Iain Scott left the business world (Shell, Deloitte, and Mercer) a decade ago to pursue his passion – teaching people how to appreciate opera, and taking them to the great opera houses of the world through his company, OPERA IS. He lectures extensively throughout North America each fall and winter, and travels throughout Europe and South America in the spring and summer.
Dr. Samir Sinha is a passionate and respected advocate for the needs of older adults. He currently serves as the Director of Geriatrics at Mount Sinai and the University Health Network Hospitals in Toronto. He is a Rhodes Scholar, with great breadth of international training and expertise in health policy and the delivery of services related to care of the elderly. In 2012, he was appointed by the Government of Ontario to serve as the expert lead for the Ontario’s Seniors Strategy. He has further consulted for and advised hospitals and health authorities in Britain, Canada, Iceland, the United States, and China. In 2014, Toronto Life named him one of Toronto’s Best Doctors, while Maclean’s chose him to as one of Canada’s 50 most influential people and its most compelling voice for the elderly.
Dr. Julia Spaniol is an associate professor and the Graduate Program Director of the Department of Psychology at Ryerson University. She directs the Memory and Decision Processes Lab, which conducts research into the influence of motivation and reward on cognitive processes in younger and older adults. Dr. Spaniol holds a Canada Research Chair in Cognitive Aging, and her work is supported by the National Science and Engineering Research Council (NSERC) and the Ontario Ministry of Research and Innovation.
Where Have All the Folk Songs Gone is a tribute to the timeless songs of the folk revival of the 1950s and early 1960s. In recreating the atmosphere of Greenwich Village coffee houses and college hootenannies, the band’s faithful sing-along renditions bring the era’s music to life once again for audiences of all ages. While this legendary folk revival happened over 50 years ago, the songs of hope and social justice that defined it still resonate today. The band takes the audience on a musical journey, sharing stories and providing historical context that reveals the importance of the songs and the times. In doing so, they bring generations together in a collective celebration of song. Where Have All the Folk Songs Gone is a four-piece ensemble comprised of Sue and Dwight, Michelle Rumball, and Tony Laviola.

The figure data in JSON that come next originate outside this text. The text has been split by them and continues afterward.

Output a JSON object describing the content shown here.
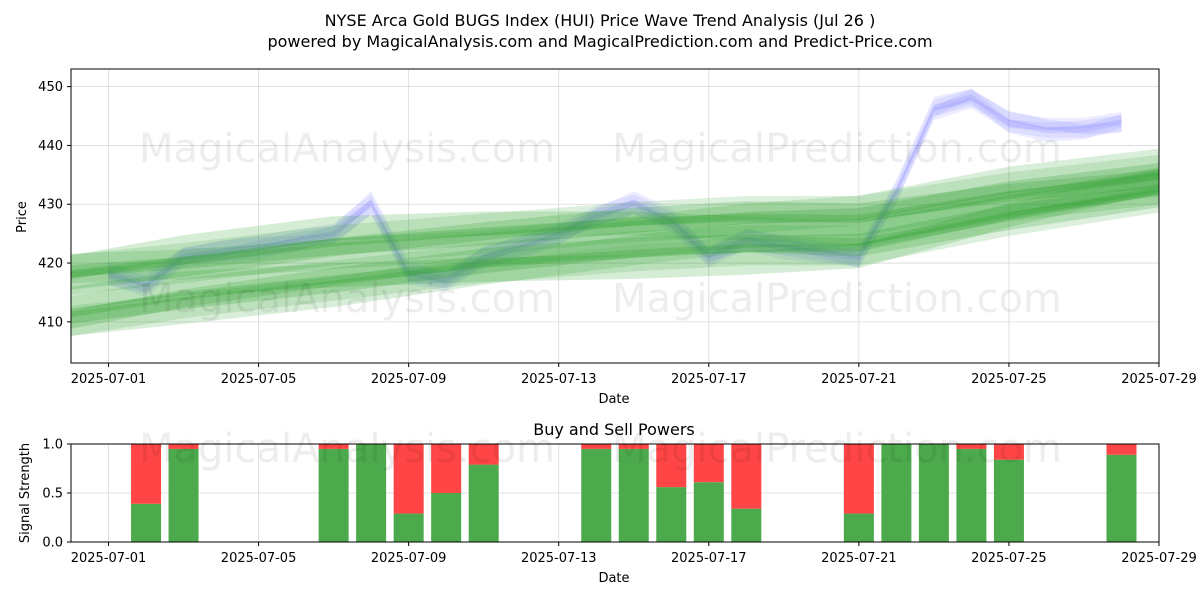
{
  "title_line1": "NYSE Arca Gold BUGS Index (HUI) Price Wave Trend Analysis (Jul 26 )",
  "title_line2": "powered by MagicalAnalysis.com and MagicalPrediction.com and Predict-Price.com",
  "watermarks": [
    "MagicalAnalysis.com",
    "MagicalPrediction.com"
  ],
  "colors": {
    "band_green": "#2ca02c",
    "band_blue": "#6f6fff",
    "buy": "#4caa4c",
    "sell": "#ff4545",
    "grid": "#d9d9d9"
  },
  "chart_data": [
    {
      "type": "area",
      "title": "",
      "xlabel": "Date",
      "ylabel": "Price",
      "xlim": [
        "2025-06-30",
        "2025-07-29"
      ],
      "ylim": [
        403,
        453
      ],
      "x_ticks": [
        "2025-07-01",
        "2025-07-05",
        "2025-07-09",
        "2025-07-13",
        "2025-07-17",
        "2025-07-21",
        "2025-07-25",
        "2025-07-29"
      ],
      "y_ticks": [
        410,
        420,
        430,
        440,
        450
      ],
      "grid": true,
      "series": [
        {
          "color": "#6f6fff",
          "x": [
            "2025-07-01",
            "2025-07-02",
            "2025-07-03",
            "2025-07-04",
            "2025-07-05",
            "2025-07-06",
            "2025-07-07",
            "2025-07-08",
            "2025-07-09",
            "2025-07-10",
            "2025-07-11",
            "2025-07-12",
            "2025-07-13",
            "2025-07-14",
            "2025-07-15",
            "2025-07-16",
            "2025-07-17",
            "2025-07-18",
            "2025-07-19",
            "2025-07-20",
            "2025-07-21",
            "2025-07-22",
            "2025-07-23",
            "2025-07-24",
            "2025-07-25",
            "2025-07-26",
            "2025-07-27",
            "2025-07-28"
          ],
          "values": [
            418,
            416,
            421,
            422,
            423,
            424,
            425,
            430,
            418,
            417,
            421,
            423,
            425,
            428,
            430,
            427,
            421,
            424,
            423,
            422,
            421,
            432,
            446,
            448,
            444,
            443,
            443,
            444
          ]
        },
        {
          "color": "#2ca02c",
          "x": [
            "2025-06-30",
            "2025-07-03",
            "2025-07-07",
            "2025-07-11",
            "2025-07-15",
            "2025-07-18",
            "2025-07-21",
            "2025-07-25",
            "2025-07-29"
          ],
          "values": [
            418,
            420,
            423,
            425,
            427,
            428,
            428,
            432,
            435
          ]
        },
        {
          "color": "#2ca02c",
          "x": [
            "2025-06-30",
            "2025-07-03",
            "2025-07-07",
            "2025-07-11",
            "2025-07-15",
            "2025-07-18",
            "2025-07-21",
            "2025-07-25",
            "2025-07-29"
          ],
          "values": [
            411,
            414,
            417,
            420,
            422,
            423,
            423,
            428,
            432
          ]
        }
      ]
    },
    {
      "type": "bar",
      "title": "Buy and Sell Powers",
      "xlabel": "Date",
      "ylabel": "Signal Strength",
      "xlim": [
        "2025-06-30",
        "2025-07-29"
      ],
      "ylim": [
        0,
        1
      ],
      "x_ticks": [
        "2025-07-01",
        "2025-07-05",
        "2025-07-09",
        "2025-07-13",
        "2025-07-17",
        "2025-07-21",
        "2025-07-25",
        "2025-07-29"
      ],
      "y_ticks": [
        "0.0",
        "0.5",
        "1.0"
      ],
      "grid": true,
      "categories": [
        "2025-07-02",
        "2025-07-03",
        "2025-07-07",
        "2025-07-08",
        "2025-07-09",
        "2025-07-10",
        "2025-07-11",
        "2025-07-14",
        "2025-07-15",
        "2025-07-16",
        "2025-07-17",
        "2025-07-18",
        "2025-07-21",
        "2025-07-22",
        "2025-07-23",
        "2025-07-24",
        "2025-07-25",
        "2025-07-28"
      ],
      "series": [
        {
          "color": "#4caa4c",
          "values": [
            0.39,
            0.95,
            0.95,
            1.0,
            0.29,
            0.5,
            0.79,
            0.95,
            0.95,
            0.56,
            0.61,
            0.34,
            0.29,
            1.0,
            1.0,
            0.95,
            0.84,
            0.89
          ]
        },
        {
          "color": "#ff4545",
          "values": [
            0.61,
            0.05,
            0.05,
            0.0,
            0.71,
            0.5,
            0.21,
            0.05,
            0.05,
            0.44,
            0.39,
            0.66,
            0.71,
            0.0,
            0.0,
            0.05,
            0.16,
            0.11
          ]
        }
      ]
    }
  ]
}
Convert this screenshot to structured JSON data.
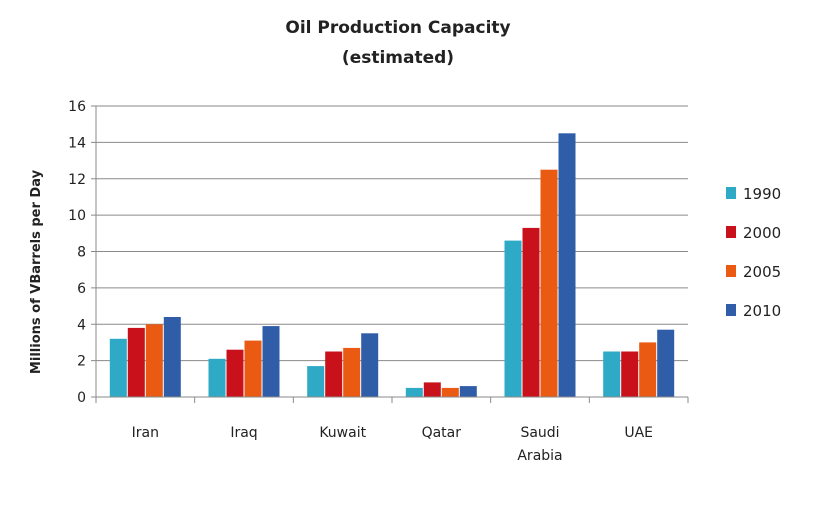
{
  "chart_data": {
    "type": "bar",
    "title": "Oil Production Capacity",
    "subtitle": "(estimated)",
    "ylabel": "Millions of VBarrels per Day",
    "xlabel": "",
    "ylim": [
      0,
      16
    ],
    "yticks": [
      "0",
      "2",
      "4",
      "6",
      "8",
      "10",
      "12",
      "14",
      "16"
    ],
    "categories": [
      [
        "Iran"
      ],
      [
        "Iraq"
      ],
      [
        "Kuwait"
      ],
      [
        "Qatar"
      ],
      [
        "Saudi",
        "Arabia"
      ],
      [
        "UAE"
      ]
    ],
    "series": [
      {
        "name": "1990",
        "color": "#2ea9c6",
        "values": [
          3.2,
          2.1,
          1.7,
          0.5,
          8.6,
          2.5
        ]
      },
      {
        "name": "2000",
        "color": "#c8111b",
        "values": [
          3.8,
          2.6,
          2.5,
          0.8,
          9.3,
          2.5
        ]
      },
      {
        "name": "2005",
        "color": "#ea5a12",
        "values": [
          4.0,
          3.1,
          2.7,
          0.5,
          12.5,
          3.0
        ]
      },
      {
        "name": "2010",
        "color": "#2f5da8",
        "values": [
          4.4,
          3.9,
          3.5,
          0.6,
          14.5,
          3.7
        ]
      }
    ],
    "grid": true,
    "legend_position": "right"
  }
}
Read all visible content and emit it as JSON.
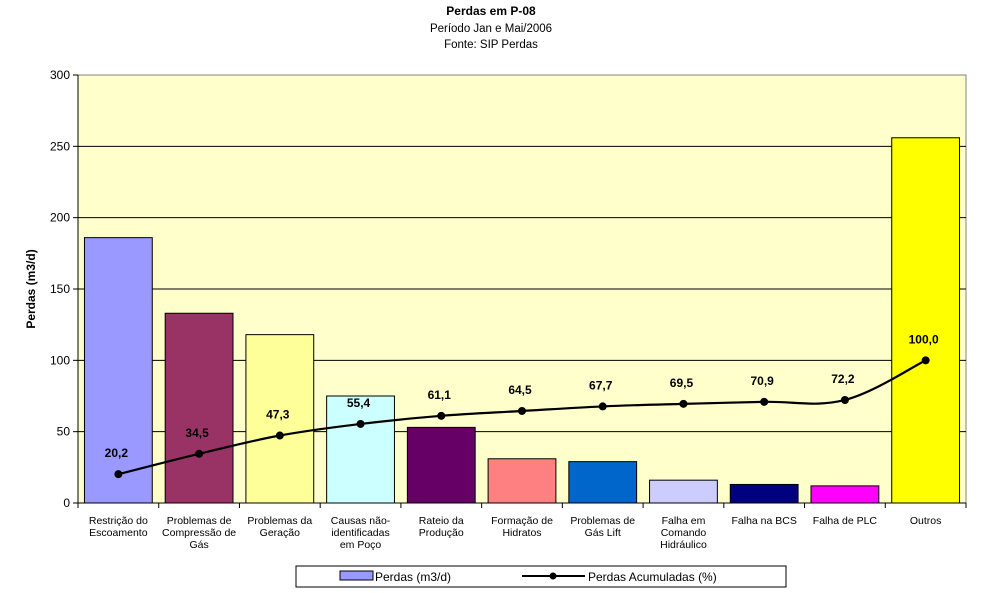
{
  "chart_data": {
    "type": "bar",
    "title": "Perdas em P-08",
    "subtitle": [
      "Período Jan e Mai/2006",
      "Fonte: SIP Perdas"
    ],
    "xlabel": "",
    "ylabel": "Perdas (m3/d)",
    "ylim": [
      0,
      300
    ],
    "yticks": [
      0,
      50,
      100,
      150,
      200,
      250,
      300
    ],
    "grid": true,
    "legend_position": "bottom",
    "categories": [
      [
        "Restrição do",
        "Escoamento"
      ],
      [
        "Problemas de",
        "Compressão de",
        "Gás"
      ],
      [
        "Problemas da",
        "Geração"
      ],
      [
        "Causas não-",
        "identificadas",
        "em Poço"
      ],
      [
        "Rateio da",
        "Produção"
      ],
      [
        "Formação de",
        "Hidratos"
      ],
      [
        "Problemas de",
        "Gás Lift"
      ],
      [
        "Falha em",
        "Comando",
        "Hidráulico"
      ],
      [
        "Falha na BCS"
      ],
      [
        "Falha de PLC"
      ],
      [
        "Outros"
      ]
    ],
    "series": [
      {
        "name": "Perdas (m3/d)",
        "kind": "bar",
        "values": [
          186,
          133,
          118,
          75,
          53,
          31,
          29,
          16,
          13,
          12,
          256
        ],
        "colors": [
          "#9999FF",
          "#993366",
          "#FFFF99",
          "#CCFFFF",
          "#660066",
          "#FF8080",
          "#0066CC",
          "#CCCCFF",
          "#000080",
          "#FF00FF",
          "#FFFF00"
        ]
      },
      {
        "name": "Perdas Acumuladas (%)",
        "kind": "line",
        "values": [
          20.2,
          34.5,
          47.3,
          55.4,
          61.1,
          64.5,
          67.7,
          69.5,
          70.9,
          72.2,
          100.0
        ],
        "labels": [
          "20,2",
          "34,5",
          "47,3",
          "55,4",
          "61,1",
          "64,5",
          "67,7",
          "69,5",
          "70,9",
          "72,2",
          "100,0"
        ],
        "color": "#000000"
      }
    ],
    "plot_background": "#FFFFCC"
  }
}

Brenda Wong is a third-year PhD student in the Psychology program at Ryerson University, and a member of its Cognitive Aging Lab. She completed her MA at Ryerson University and her BSc at the University of Toronto. Brenda’s research interest focuses on age-related changes in attention and memory, as well as the social and cultural factors that affect these changes. Her recent studies examine the relationships between levels of social engagement and cognitive health among older adults.